Subsequent adjustment cap
The subsequent adjustment cap limits how much the mortgage rate can rise in each adjustment period after the first one.
This cap is most commonly set at 2%, though it varies by lender and loan. Take a look at your 5/1 ARM with the 2/2/5 cap structure. Your rate increased to 5.5% in the sixth year, and in the seventh year, it can increase to no higher than 7.5%.
Lifetime adjustment cap
The lifetime adjustment cap limits how much your mortgage rate can increase overall throughout the life of the loan.
The lifetime cap is most commonly 5%, though some lenders set a higher cap. In the example of a 5/1 ARM that starts at 3.5% and has a cap structure of 2/2/5, the interest rate can never go higher than 8.5%.
How to compare rate caps when choosing an ARM
When you’re shopping for an adjustable-rate mortgage, two lenders may offer the same initial interest rate but different rate caps. One may end up being more expensive, so it’s important to go over the interest cap and figure out how high the interest rate may increase.
You can also check your loan estimate, a document the lender provides within three business days after you apply for a mortgage loan. Look at page 1 under “Loan Terms.”
Next to the interest rate, the document will say whether the rate can increase after closing. It will also tell you how long the rate is fixed, how often the rate can increase, and how high it can stretch.
Is an ARM right for you?
When choosing a mortgage, you’ll need to decide between an adjustable and a fixed rate. Generally, adjustable-rate mortgages benefit homebuyers who plan to sell their house or refinance the mortgage before the fixed-rate period ends.
A fixed rate, on the other hand, might benefit someone who is planning to stay in the home long term and prefers a predictable monthly mortgage payment. If your budget is already tight, then you might not be able to weather a rate increase.

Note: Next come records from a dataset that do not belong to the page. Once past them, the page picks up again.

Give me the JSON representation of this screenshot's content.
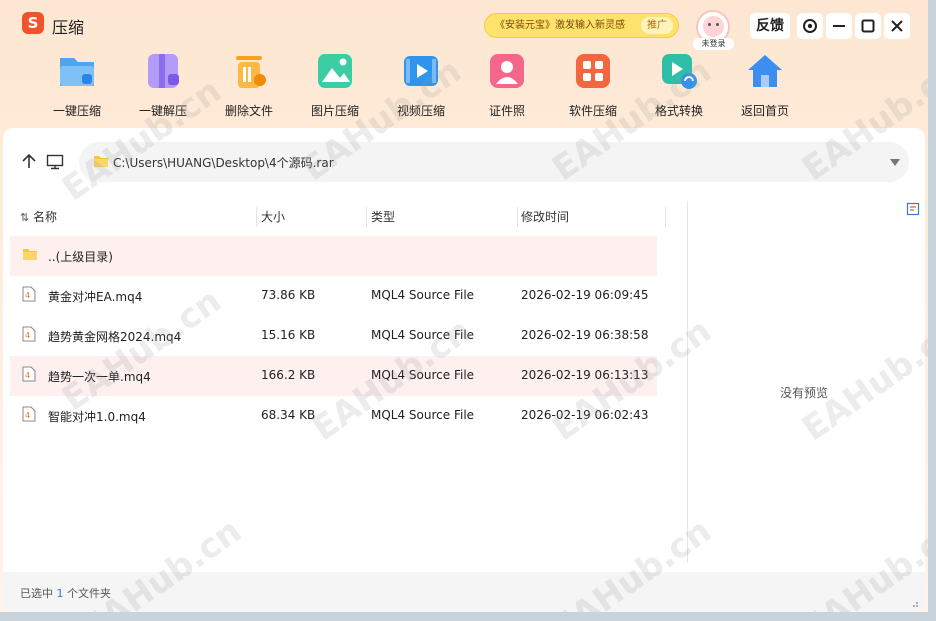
{
  "app": {
    "logo_letter": "S",
    "title": "压缩"
  },
  "promo": {
    "text": "《安装元宝》激发输入新灵感",
    "tag": "推广"
  },
  "user": {
    "login_label": "未登录"
  },
  "header": {
    "feedback_label": "反馈"
  },
  "toolbar": [
    {
      "label": "一键压缩",
      "icon": "zip-compress-icon",
      "color": "#4fa6f0"
    },
    {
      "label": "一键解压",
      "icon": "unzip-icon",
      "color": "#9b7cf2"
    },
    {
      "label": "删除文件",
      "icon": "delete-file-icon",
      "color": "#f6a21c"
    },
    {
      "label": "图片压缩",
      "icon": "image-compress-icon",
      "color": "#2fc39a"
    },
    {
      "label": "视频压缩",
      "icon": "video-compress-icon",
      "color": "#2f94ee"
    },
    {
      "label": "证件照",
      "icon": "id-photo-icon",
      "color": "#f25a7a"
    },
    {
      "label": "软件压缩",
      "icon": "software-compress-icon",
      "color": "#f2673f"
    },
    {
      "label": "格式转换",
      "icon": "format-convert-icon",
      "color": "#2fbfa8"
    },
    {
      "label": "返回首页",
      "icon": "home-icon",
      "color": "#3c8ef0"
    }
  ],
  "path": {
    "value": "C:\\Users\\HUANG\\Desktop\\4个源码.rar"
  },
  "columns": {
    "name": "名称",
    "size": "大小",
    "type": "类型",
    "modified": "修改时间"
  },
  "rows": [
    {
      "name": "..(上级目录)",
      "size": "",
      "type": "",
      "modified": "",
      "kind": "folder"
    },
    {
      "name": "黄金对冲EA.mq4",
      "size": "73.86 KB",
      "type": "MQL4 Source File",
      "modified": "2026-02-19 06:09:45",
      "kind": "file"
    },
    {
      "name": "趋势黄金网格2024.mq4",
      "size": "15.16 KB",
      "type": "MQL4 Source File",
      "modified": "2026-02-19 06:38:58",
      "kind": "file"
    },
    {
      "name": "趋势一次一单.mq4",
      "size": "166.2 KB",
      "type": "MQL4 Source File",
      "modified": "2026-02-19 06:13:13",
      "kind": "file"
    },
    {
      "name": "智能对冲1.0.mq4",
      "size": "68.34 KB",
      "type": "MQL4 Source File",
      "modified": "2026-02-19 06:02:43",
      "kind": "file"
    }
  ],
  "preview": {
    "empty_text": "没有预览"
  },
  "status": {
    "prefix": "已选中",
    "count": "1",
    "suffix": "个文件夹"
  },
  "watermark": "EAHub.cn"
}
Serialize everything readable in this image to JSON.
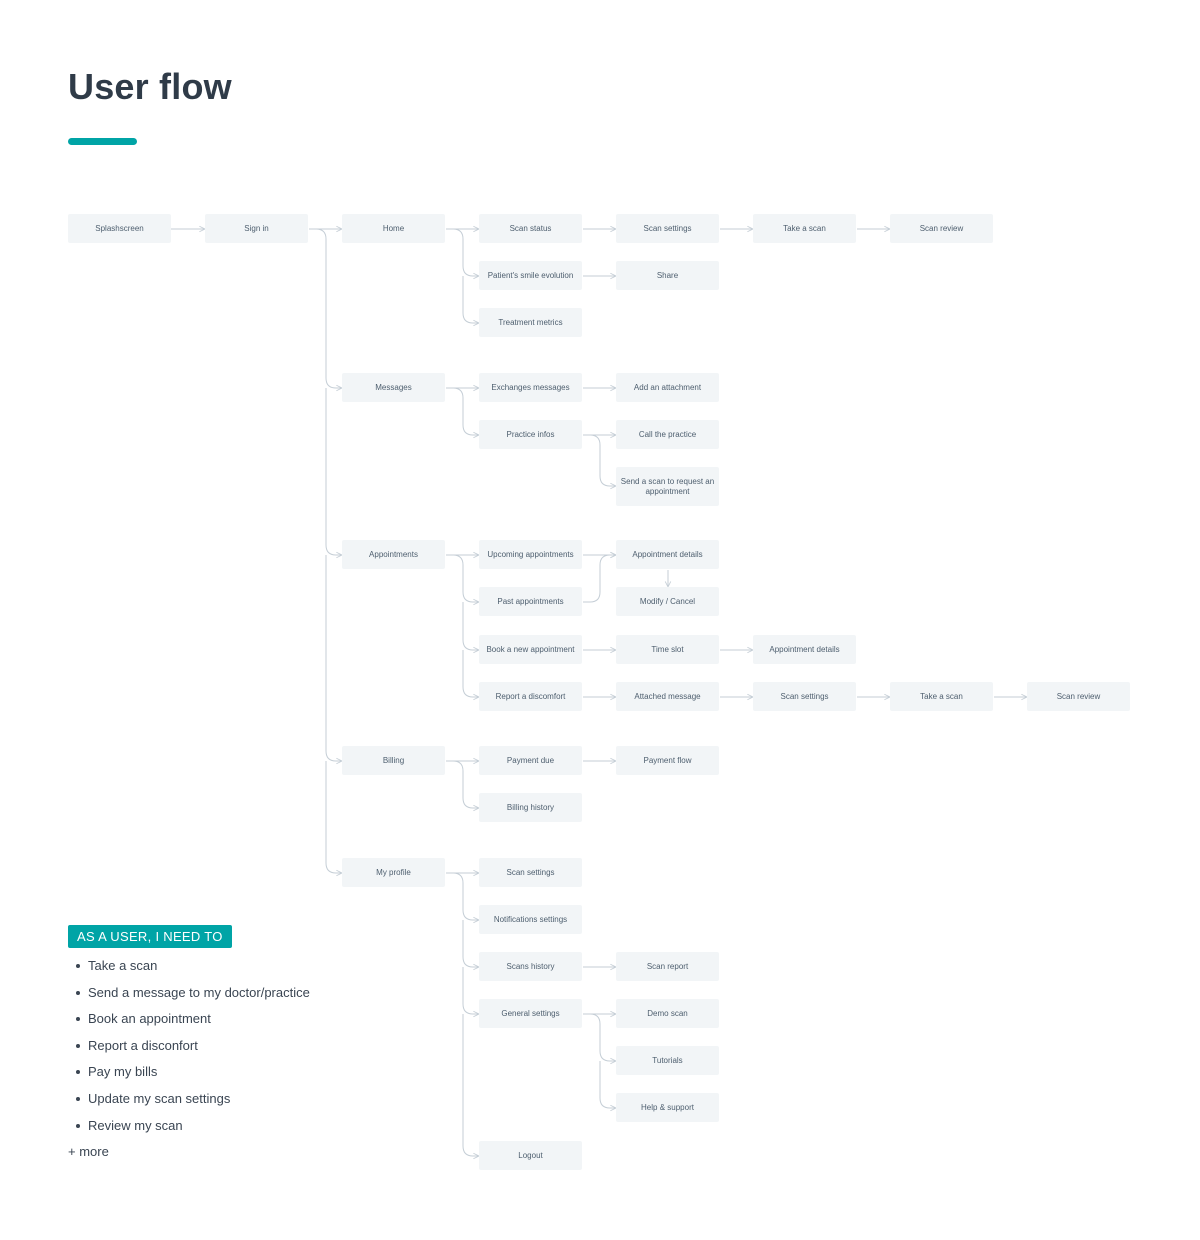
{
  "page": {
    "title": "User flow",
    "accent_color": "#00a4a6"
  },
  "nodes": {
    "splash": "Splashscreen",
    "signin": "Sign in",
    "home": "Home",
    "messages": "Messages",
    "appointments": "Appointments",
    "billing": "Billing",
    "profile": "My profile",
    "scan_status": "Scan status",
    "smile_evolution": "Patient's smile evolution",
    "treatment_metrics": "Treatment metrics",
    "home_scan_settings": "Scan settings",
    "home_share": "Share",
    "home_take_scan": "Take a scan",
    "home_scan_review": "Scan review",
    "exchanges_messages": "Exchanges messages",
    "practice_infos": "Practice infos",
    "add_attachment": "Add an attachment",
    "call_practice": "Call the practice",
    "send_scan_request": "Send a scan to request an appointment",
    "upcoming_appointments": "Upcoming appointments",
    "past_appointments": "Past appointments",
    "book_appointment": "Book a new appointment",
    "report_discomfort": "Report a discomfort",
    "appointment_details": "Appointment details",
    "modify_cancel": "Modify / Cancel",
    "time_slot": "Time slot",
    "appointment_details_2": "Appointment details",
    "attached_message": "Attached message",
    "disc_scan_settings": "Scan settings",
    "disc_take_scan": "Take a scan",
    "disc_scan_review": "Scan review",
    "payment_due": "Payment due",
    "billing_history": "Billing history",
    "payment_flow": "Payment flow",
    "profile_scan_settings": "Scan settings",
    "notifications_settings": "Notifications settings",
    "scans_history": "Scans history",
    "general_settings": "General settings",
    "logout": "Logout",
    "scan_report": "Scan report",
    "demo_scan": "Demo scan",
    "tutorials": "Tutorials",
    "help_support": "Help & support"
  },
  "needs": {
    "badge": "AS A USER, I NEED TO",
    "items": [
      "Take a scan",
      "Send a message to my doctor/practice",
      "Book an appointment",
      "Report a disconfort",
      "Pay my bills",
      "Update my scan settings",
      "Review my scan"
    ],
    "more": "+ more"
  },
  "colors": {
    "node_bg": "#f2f5f7",
    "node_text": "#4d5e6e",
    "connector": "#c5ced6",
    "title_text": "#2f3b48"
  }
}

Here are the pros and cons of an ARM you should consider:
|Smaller monthly mortgage payments at first||Your monthly mortgage payment may rise|
|Lower interest expense initially||Larger interest expense in the long term|
|Rates can go down, which translates to lower monthly mortgage payments.||ARMs are generally more complicated|
|You may pay down the loan principal faster||Payments could become unaffordable|
When choosing between an ARM vs. a fixed-rate loan, ask yourself these questions:
- What’s happening with mortgage rates? Interest rates are always changing, but you can track their general trajectory over time. An adjustable-rate mortgage could make sense if mortgage rates have been rising. That’s because the difference between adjustable and fixed rates is more pronounced, so you might find a great deal on an ARM.
- Can I make extra payments during the fixed-rate period? When you have a mortgage with a low interest rate, more of your monthly payment goes toward paying down the principal. If you can make extra payments while your rate is low, then you could pay off more of your debt and save more money on interest in the long run.
- How long do I plan to live in the home? An ARM could be a good option if you’re planning to move before the fixed rate period ends. For instance, people who frequently relocate for work might benefit from an adjustable-rate mortgage. But there’s some risk involved here because you might not be able to sell the home when you plan to.